This is developing into an effort that has bipartisan support as a Republican senator has jumped on the bandwagon.
According to the Rhode Island Democrat Senator Jack Reed, he will be introducing a bill that would extend the long term federal unemployment insurance program by three months, and this proposal has a Republican co-sponsor.
The hope is that there will be a procedural vote on this topic as early as January 6.
Senator Reed discussed the importance of the unemployment insurance bill, stating that “This is not a program that people are leaving good jobs or not looking for jobs because they’re doing very well. This is just enough to keep people going, in some cases barely enough to keep people going.”
December 28 represented the expiry of the long term unemployment insurance benefits for 1.3 million people.
This means that these unemployed Americans will no longer be receiving support from the program in their attempts to make ends meet. By the halfway point in 2014, there will be 1.9 million more Americans who will find themselves in this same position unless there is an extension put into place for the program.
The intention of Senator Reed is to join with Nevada Republican Senator Dean Heller in introducing the extension bill. This represents only a short term extension and it will not be paid for within other portions of the budget as it will be deemed an economic emergency, said Michigan Democrat Rep.
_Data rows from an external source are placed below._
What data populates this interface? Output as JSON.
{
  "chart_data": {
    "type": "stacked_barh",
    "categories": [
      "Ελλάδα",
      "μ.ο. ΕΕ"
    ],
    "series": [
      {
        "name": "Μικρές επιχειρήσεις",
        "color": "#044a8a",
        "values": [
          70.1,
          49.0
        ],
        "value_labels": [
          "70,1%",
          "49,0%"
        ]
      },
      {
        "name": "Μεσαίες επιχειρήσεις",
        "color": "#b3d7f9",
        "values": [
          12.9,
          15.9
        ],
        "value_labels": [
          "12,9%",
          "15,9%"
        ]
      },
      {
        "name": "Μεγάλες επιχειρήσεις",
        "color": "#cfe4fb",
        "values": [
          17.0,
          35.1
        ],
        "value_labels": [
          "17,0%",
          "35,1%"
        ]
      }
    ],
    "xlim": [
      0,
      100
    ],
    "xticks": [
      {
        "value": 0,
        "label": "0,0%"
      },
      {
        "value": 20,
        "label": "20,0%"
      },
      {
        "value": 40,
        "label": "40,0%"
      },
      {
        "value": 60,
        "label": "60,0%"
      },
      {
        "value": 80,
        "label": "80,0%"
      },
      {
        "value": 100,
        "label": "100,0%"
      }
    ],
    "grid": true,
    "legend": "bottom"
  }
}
Sander Levin. Instead, the cost associated with this effort will be stacked onto the deficit. This is a move that has been previously refused by Republicans.
By extending the unemployment insurance benefits for another three months, it will help to make sure that individuals and families will not be cut off from the limited income upon which they have been relying when they have nowhere else to turn. It will help lawmakers to be able to buy themselves more time to make changes to the program that could help to make it possible to pay for an extension over the long term. This, according to Senator Reed’s statement.